The UN Food and Agricultural Organization has predicted that the number of undernourished people will increase by up to 132 million in this year, while the number of acutely malnourished children will rise by 6.7 billion worldwide due to the pandemic.
From Tuesday, United Nations experts are holding an online conference to brainstorm ways to help alleviate hunger and prevent the problems from worsening in the Asia-Pacific region a challenge made doubly difficult by the loss of many millions of jobs due to the crisis.
Qu Dongyu, the FAO’s director-general said in a commentary ahead of the virtual meeting, “We are facing two pandemics. Covid-19, which beyond its health toll is crushing livelihoods, and hunger, a scourge the international community pledged to eradicate by the end of this decade.”
In a report prepared ahead of the meeting, the FAO said disruptions due to outbreaks of the illness and restrictions on businesses and travel to control them run the gamut, from crops going unharvested by migrant workers unable to reach their jobs to transport problems to farm families selling livestock and equipment to survive.

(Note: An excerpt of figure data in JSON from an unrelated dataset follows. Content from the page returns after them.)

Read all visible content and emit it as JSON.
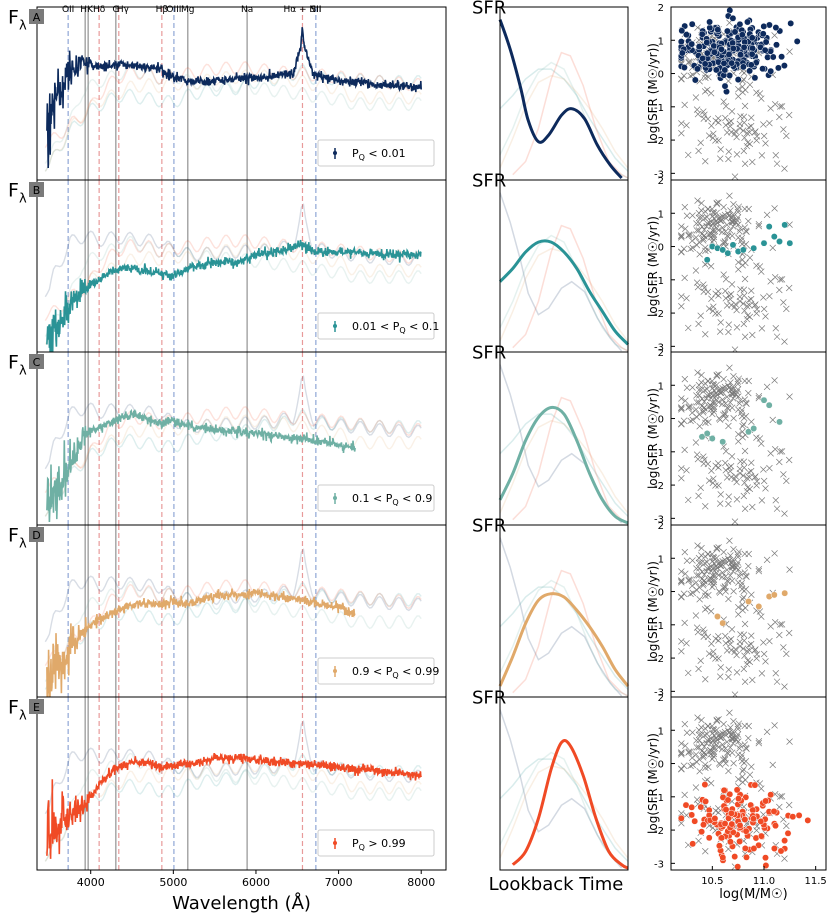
{
  "chart_data": [
    {
      "type": "line",
      "panel": "spectra",
      "xlabel": "Wavelength (Å)",
      "ylabel": "F_λ",
      "xlim": [
        3350,
        8300
      ],
      "ylim": [
        0,
        1
      ],
      "xticks": [
        4000,
        5000,
        6000,
        7000,
        8000
      ],
      "line_labels": [
        {
          "text": "OII",
          "x": 3727
        },
        {
          "text": "HK",
          "x": 3950
        },
        {
          "text": "Hδ",
          "x": 4102
        },
        {
          "text": "G",
          "x": 4304
        },
        {
          "text": "Hγ",
          "x": 4390
        },
        {
          "text": "Hβ",
          "x": 4861
        },
        {
          "text": "OIII",
          "x": 5007
        },
        {
          "text": "Mg",
          "x": 5175
        },
        {
          "text": "Na",
          "x": 5893
        },
        {
          "text": "Hα + NII",
          "x": 6563
        },
        {
          "text": "SII",
          "x": 6725
        }
      ],
      "lines_gray": [
        3933,
        3969,
        4304,
        5175,
        5893
      ],
      "lines_blue_dashed": [
        3727,
        5007,
        6725
      ],
      "lines_red_dashed": [
        4102,
        4340,
        4861,
        6563
      ],
      "rows": [
        {
          "label": "A",
          "legend": "P",
          "legend_sub": "Q",
          "legend_cond": " < 0.01",
          "color": "#0d2a5c",
          "points": [
            [
              3500,
              0.35
            ],
            [
              3560,
              0.47
            ],
            [
              3650,
              0.55
            ],
            [
              3720,
              0.62
            ],
            [
              3750,
              0.66
            ],
            [
              3850,
              0.68
            ],
            [
              3950,
              0.7
            ],
            [
              4100,
              0.67
            ],
            [
              4300,
              0.69
            ],
            [
              4500,
              0.68
            ],
            [
              4700,
              0.67
            ],
            [
              4860,
              0.66
            ],
            [
              4900,
              0.63
            ],
            [
              5000,
              0.62
            ],
            [
              5200,
              0.58
            ],
            [
              5500,
              0.59
            ],
            [
              5800,
              0.6
            ],
            [
              6200,
              0.61
            ],
            [
              6450,
              0.64
            ],
            [
              6540,
              0.8
            ],
            [
              6563,
              0.9
            ],
            [
              6590,
              0.8
            ],
            [
              6700,
              0.62
            ],
            [
              7000,
              0.59
            ],
            [
              7500,
              0.56
            ],
            [
              8000,
              0.55
            ]
          ]
        },
        {
          "label": "B",
          "legend": "0.01 < P",
          "legend_sub": "Q",
          "legend_cond": " < 0.1",
          "color": "#2a9396",
          "points": [
            [
              3500,
              0.05
            ],
            [
              3600,
              0.15
            ],
            [
              3800,
              0.3
            ],
            [
              4000,
              0.4
            ],
            [
              4200,
              0.46
            ],
            [
              4400,
              0.5
            ],
            [
              4600,
              0.48
            ],
            [
              4860,
              0.46
            ],
            [
              5000,
              0.45
            ],
            [
              5200,
              0.5
            ],
            [
              5500,
              0.53
            ],
            [
              5800,
              0.54
            ],
            [
              6000,
              0.58
            ],
            [
              6300,
              0.6
            ],
            [
              6563,
              0.65
            ],
            [
              6700,
              0.6
            ],
            [
              7000,
              0.6
            ],
            [
              7500,
              0.58
            ],
            [
              8000,
              0.58
            ]
          ]
        },
        {
          "label": "C",
          "legend": "0.1 < P",
          "legend_sub": "Q",
          "legend_cond": " < 0.9",
          "color": "#6fb0a4",
          "points": [
            [
              3500,
              0.1
            ],
            [
              3600,
              0.2
            ],
            [
              3800,
              0.38
            ],
            [
              3900,
              0.52
            ],
            [
              4100,
              0.58
            ],
            [
              4300,
              0.62
            ],
            [
              4500,
              0.66
            ],
            [
              4700,
              0.62
            ],
            [
              4860,
              0.6
            ],
            [
              5000,
              0.62
            ],
            [
              5200,
              0.58
            ],
            [
              5500,
              0.56
            ],
            [
              5800,
              0.55
            ],
            [
              6000,
              0.54
            ],
            [
              6300,
              0.52
            ],
            [
              6600,
              0.5
            ],
            [
              6800,
              0.48
            ],
            [
              7000,
              0.47
            ],
            [
              7200,
              0.44
            ]
          ]
        },
        {
          "label": "D",
          "legend": "0.9 < P",
          "legend_sub": "Q",
          "legend_cond": " < 0.99",
          "color": "#e0a96a",
          "points": [
            [
              3500,
              0.05
            ],
            [
              3600,
              0.15
            ],
            [
              3800,
              0.32
            ],
            [
              3950,
              0.4
            ],
            [
              4100,
              0.46
            ],
            [
              4300,
              0.5
            ],
            [
              4500,
              0.55
            ],
            [
              4700,
              0.56
            ],
            [
              4860,
              0.55
            ],
            [
              5000,
              0.57
            ],
            [
              5200,
              0.56
            ],
            [
              5500,
              0.6
            ],
            [
              5800,
              0.61
            ],
            [
              6000,
              0.62
            ],
            [
              6300,
              0.6
            ],
            [
              6563,
              0.58
            ],
            [
              6800,
              0.55
            ],
            [
              7000,
              0.54
            ],
            [
              7200,
              0.48
            ]
          ]
        },
        {
          "label": "E",
          "legend": "P",
          "legend_sub": "Q",
          "legend_cond": " > 0.99",
          "color": "#f04a25",
          "points": [
            [
              3500,
              0.2
            ],
            [
              3600,
              0.24
            ],
            [
              3800,
              0.33
            ],
            [
              3950,
              0.38
            ],
            [
              4100,
              0.5
            ],
            [
              4300,
              0.6
            ],
            [
              4500,
              0.64
            ],
            [
              4700,
              0.63
            ],
            [
              4860,
              0.6
            ],
            [
              5000,
              0.62
            ],
            [
              5200,
              0.63
            ],
            [
              5500,
              0.66
            ],
            [
              5800,
              0.67
            ],
            [
              6000,
              0.66
            ],
            [
              6300,
              0.64
            ],
            [
              6563,
              0.63
            ],
            [
              6800,
              0.62
            ],
            [
              7000,
              0.61
            ],
            [
              7500,
              0.58
            ],
            [
              8000,
              0.56
            ]
          ]
        }
      ]
    },
    {
      "type": "line",
      "panel": "star-formation-history",
      "xlabel": "Lookback Time",
      "ylabel": "SFR",
      "rows": [
        {
          "color": "#0d2a5c",
          "points": [
            [
              0,
              0.96
            ],
            [
              0.08,
              0.78
            ],
            [
              0.16,
              0.55
            ],
            [
              0.22,
              0.35
            ],
            [
              0.3,
              0.22
            ],
            [
              0.38,
              0.26
            ],
            [
              0.48,
              0.38
            ],
            [
              0.56,
              0.42
            ],
            [
              0.66,
              0.36
            ],
            [
              0.76,
              0.2
            ],
            [
              0.86,
              0.08
            ],
            [
              0.95,
              0
            ]
          ]
        },
        {
          "color": "#2a9396",
          "points": [
            [
              0,
              0.42
            ],
            [
              0.1,
              0.5
            ],
            [
              0.2,
              0.6
            ],
            [
              0.3,
              0.66
            ],
            [
              0.4,
              0.66
            ],
            [
              0.5,
              0.6
            ],
            [
              0.6,
              0.5
            ],
            [
              0.7,
              0.36
            ],
            [
              0.8,
              0.24
            ],
            [
              0.9,
              0.12
            ],
            [
              1,
              0.04
            ]
          ]
        },
        {
          "color": "#6fb0a4",
          "points": [
            [
              0,
              0.14
            ],
            [
              0.1,
              0.3
            ],
            [
              0.2,
              0.5
            ],
            [
              0.3,
              0.64
            ],
            [
              0.4,
              0.7
            ],
            [
              0.5,
              0.66
            ],
            [
              0.6,
              0.5
            ],
            [
              0.7,
              0.3
            ],
            [
              0.8,
              0.14
            ],
            [
              0.9,
              0.04
            ],
            [
              1,
              0
            ]
          ]
        },
        {
          "color": "#e0a96a",
          "points": [
            [
              0,
              0.06
            ],
            [
              0.1,
              0.24
            ],
            [
              0.2,
              0.44
            ],
            [
              0.3,
              0.58
            ],
            [
              0.4,
              0.62
            ],
            [
              0.5,
              0.6
            ],
            [
              0.6,
              0.52
            ],
            [
              0.7,
              0.42
            ],
            [
              0.8,
              0.3
            ],
            [
              0.9,
              0.16
            ],
            [
              1,
              0.06
            ]
          ]
        },
        {
          "color": "#f04a25",
          "points": [
            [
              0.1,
              0.02
            ],
            [
              0.2,
              0.1
            ],
            [
              0.3,
              0.3
            ],
            [
              0.4,
              0.6
            ],
            [
              0.48,
              0.76
            ],
            [
              0.55,
              0.74
            ],
            [
              0.65,
              0.56
            ],
            [
              0.75,
              0.3
            ],
            [
              0.85,
              0.1
            ],
            [
              0.95,
              0.02
            ],
            [
              1,
              0
            ]
          ]
        }
      ]
    },
    {
      "type": "scatter",
      "panel": "main-sequence",
      "xlabel": "log(M/M☉)",
      "ylabel": "log(SFR (M☉/yr))",
      "xlim": [
        10.1,
        11.6
      ],
      "ylim": [
        -3.2,
        2.0
      ],
      "xticks": [
        10.5,
        11.0,
        11.5
      ],
      "yticks": [
        -3,
        -2,
        -1,
        0,
        1,
        2
      ],
      "rows": [
        {
          "color": "#0d2a5c",
          "n": 260,
          "mean": [
            10.65,
            0.75
          ],
          "spread": [
            0.25,
            0.42
          ]
        },
        {
          "color": "#2a9396",
          "n": 15,
          "points": [
            [
              10.5,
              0.0
            ],
            [
              10.55,
              -0.05
            ],
            [
              10.6,
              -0.1
            ],
            [
              10.45,
              -0.4
            ],
            [
              10.7,
              0.05
            ],
            [
              10.75,
              -0.15
            ],
            [
              10.8,
              -0.1
            ],
            [
              11.05,
              0.6
            ],
            [
              11.1,
              0.3
            ],
            [
              11.2,
              0.65
            ],
            [
              11.25,
              0.1
            ],
            [
              10.65,
              -0.2
            ],
            [
              11.0,
              0.1
            ],
            [
              10.9,
              -0.05
            ],
            [
              11.15,
              0.15
            ]
          ]
        },
        {
          "color": "#6fb0a4",
          "n": 9,
          "points": [
            [
              10.4,
              -0.55
            ],
            [
              10.45,
              -0.45
            ],
            [
              10.5,
              -0.6
            ],
            [
              10.6,
              -0.7
            ],
            [
              10.85,
              -0.4
            ],
            [
              10.9,
              -0.3
            ],
            [
              11.05,
              0.4
            ],
            [
              11.0,
              0.55
            ],
            [
              11.15,
              -0.1
            ]
          ]
        },
        {
          "color": "#e0a96a",
          "n": 7,
          "points": [
            [
              10.55,
              -0.75
            ],
            [
              10.6,
              -0.95
            ],
            [
              10.85,
              -0.3
            ],
            [
              10.95,
              -0.45
            ],
            [
              11.05,
              -0.15
            ],
            [
              11.1,
              -0.1
            ],
            [
              11.2,
              -0.05
            ]
          ]
        },
        {
          "color": "#f04a25",
          "n": 140,
          "mean": [
            10.75,
            -1.75
          ],
          "spread": [
            0.24,
            0.5
          ]
        }
      ],
      "background_marker": "x"
    }
  ]
}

The report further said that the combined impacts of COVID-19, natural disasters such as typhoons and drought, diseases and pests such as locusts have highlighted the need to build stronger capacity to manage multiple risks to food systems.
The FAO is urging faster deployment of high-tech tools such as drones and smartphone apps to monitor crops, pests and other farming conditions as part of a transformation of food systems to make them more resilient and reduce risks, especially for the most vulnerable small farmers in poor countries. Farmers provide us food. So, it is our collective responsibility to ensure that they don’t suffer.